I have read conductivity, permeability, and thickness of material affect the shielding of the electromagnetic energy such as radio frequency, microwave energy.
RF radiation is reflected by a change in impedance, such as going from air into ptfe. If the change is large enough this can have a large shielding effect.
RF radiation is also shielded by attenuation. This is what radar absorbing material (RAM) does. There is not much reflection, but the RF power turns into heat in the RAM, and very little makes it to the other side.
RF radiation is also reflected by metal. The currents in the surface of the metal generate a wave out of phase with the incident wave, going forward, that cancels it, and also generate a wave going backwards that is the reflected wave. The surface currents die away further into the metal, as does the incident field, as it is progressively cancelled. The power going forward turns into heat in the conductor.
In practice two or three of these effects are present to some extent in all shielding. Metal surfaces have a huge impedance mismatch to air, so not much power gets into the metal to be absorbed as heat due to the surface currents. Dielectrics not only reflect power due to impedance mismatch, but also absorb some due to dielectric losses (dragging dipoles back and forward).
Practically there are mu metals that is metals with high permeability and conductivity which are used for shielding. Electric field can penetrate significantly into even highly conductive metals at lower frequencies therefore hi mu metals are used to shield against these low frequencies.
I recommend to read the chapter "Skin Effect and Shielding Theory of Schelkunoff" from this book:
http://www.springer.com/de/book/9783642032899 (Electromagnetic Compatibility for Device Design and System Integration by Gonschorek, Karl-Heinz, Vick, Ralf)
I also recommend the skin effect for the shielding effectiveness. You can see the reduction of the electromagnetic energy which is reduced by the thickness of the metal, frequency, and material characteristics.
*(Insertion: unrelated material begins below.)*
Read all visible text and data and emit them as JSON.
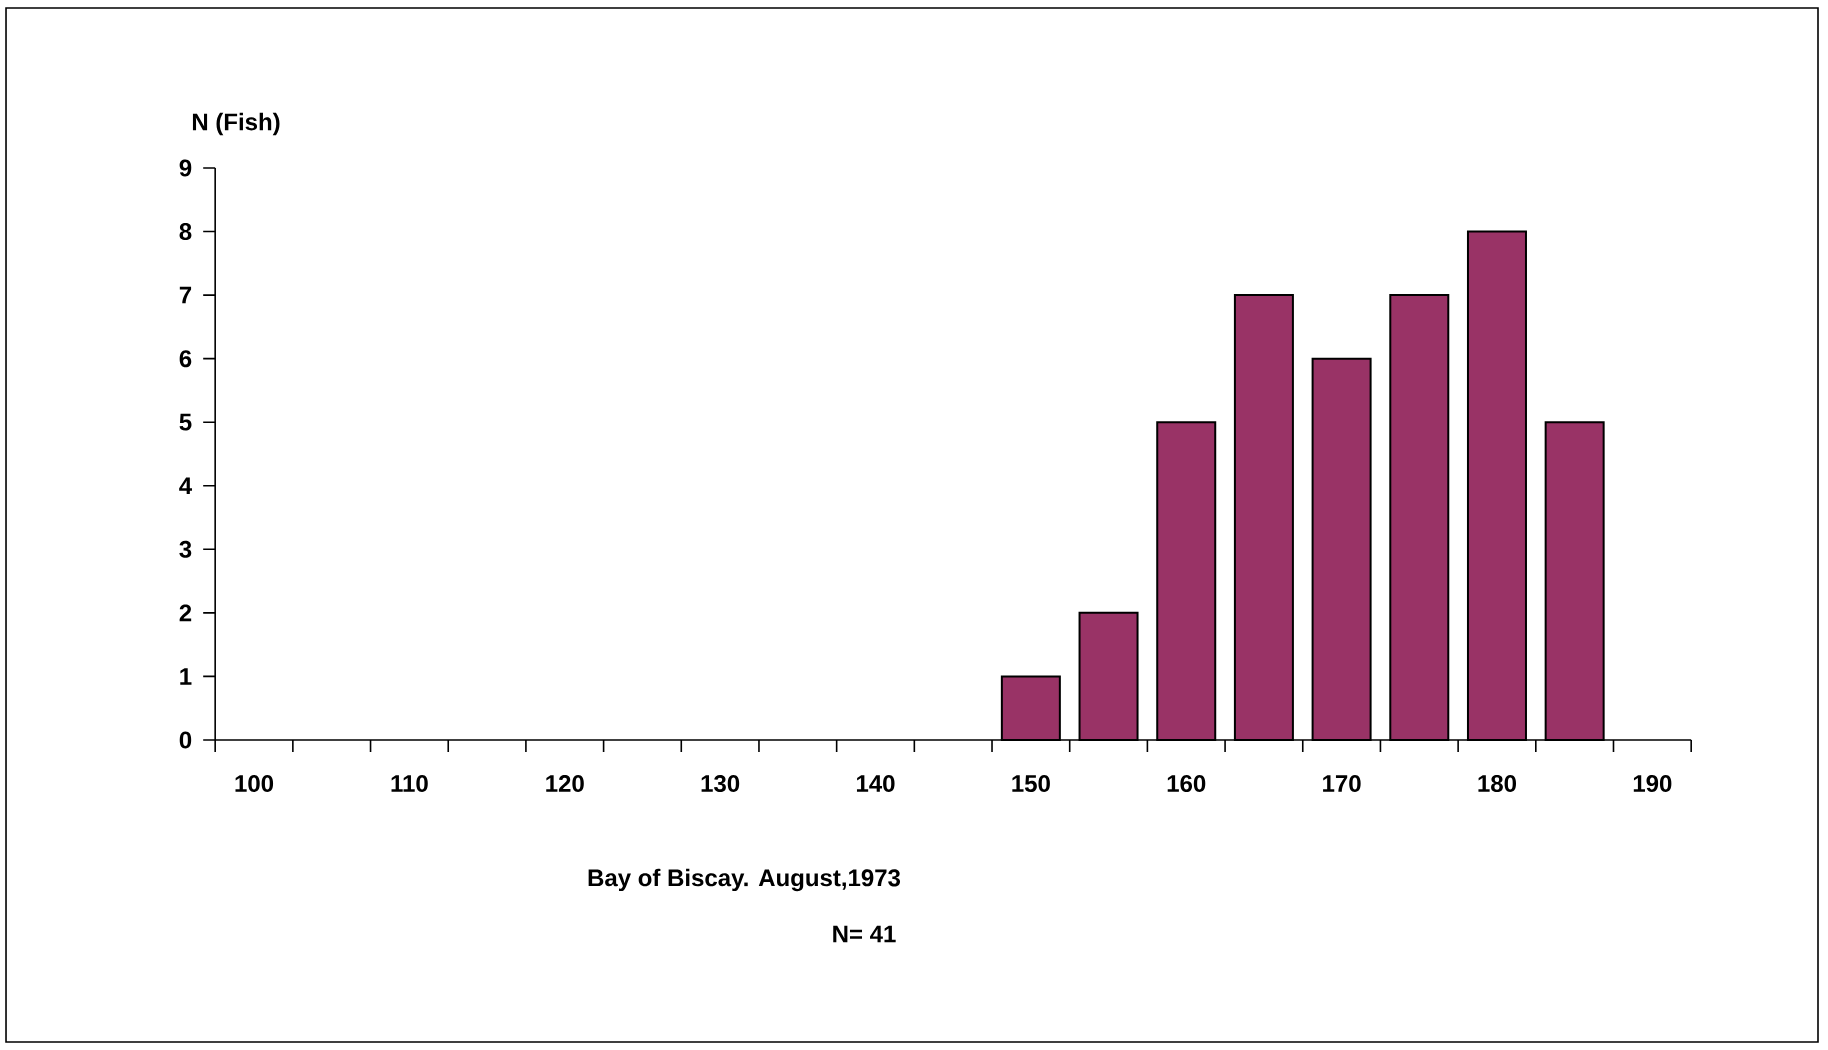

Have any of the informants addressing this question found any improvement in shielding using the metal sheeting discussed in these replies if the entire shielding is grounded through a highly conductive connection to ground? I think grounding has improved shielding in some applications in our experience. FlTabrah Honolulu.
it should be noted that metal foils even when they are very thin compared to the skin depth at the frequency under consideration can do VERY efficient shielding providet that the incident wave is has its vector of propagation othrogonal to the surface (or parallel to the surface normal vector)For grazing or near grazing incidence we have two cases(polarisation) .If the e-field of the incoming electric wave is parallel to the surface shielding will still be very good..otherwise not.
I think connection to ground can make a difference at low frequencies. At microwave frequencies it will make no difference whatever. At lower frequencies it probably helps keep different parts of the equipment at the same ground potential - there are inputs and outputs to the 'box', presumably, and these are connected to something else. If grounds are not at the same potential there can be extra currents in the leads that reduce shielding.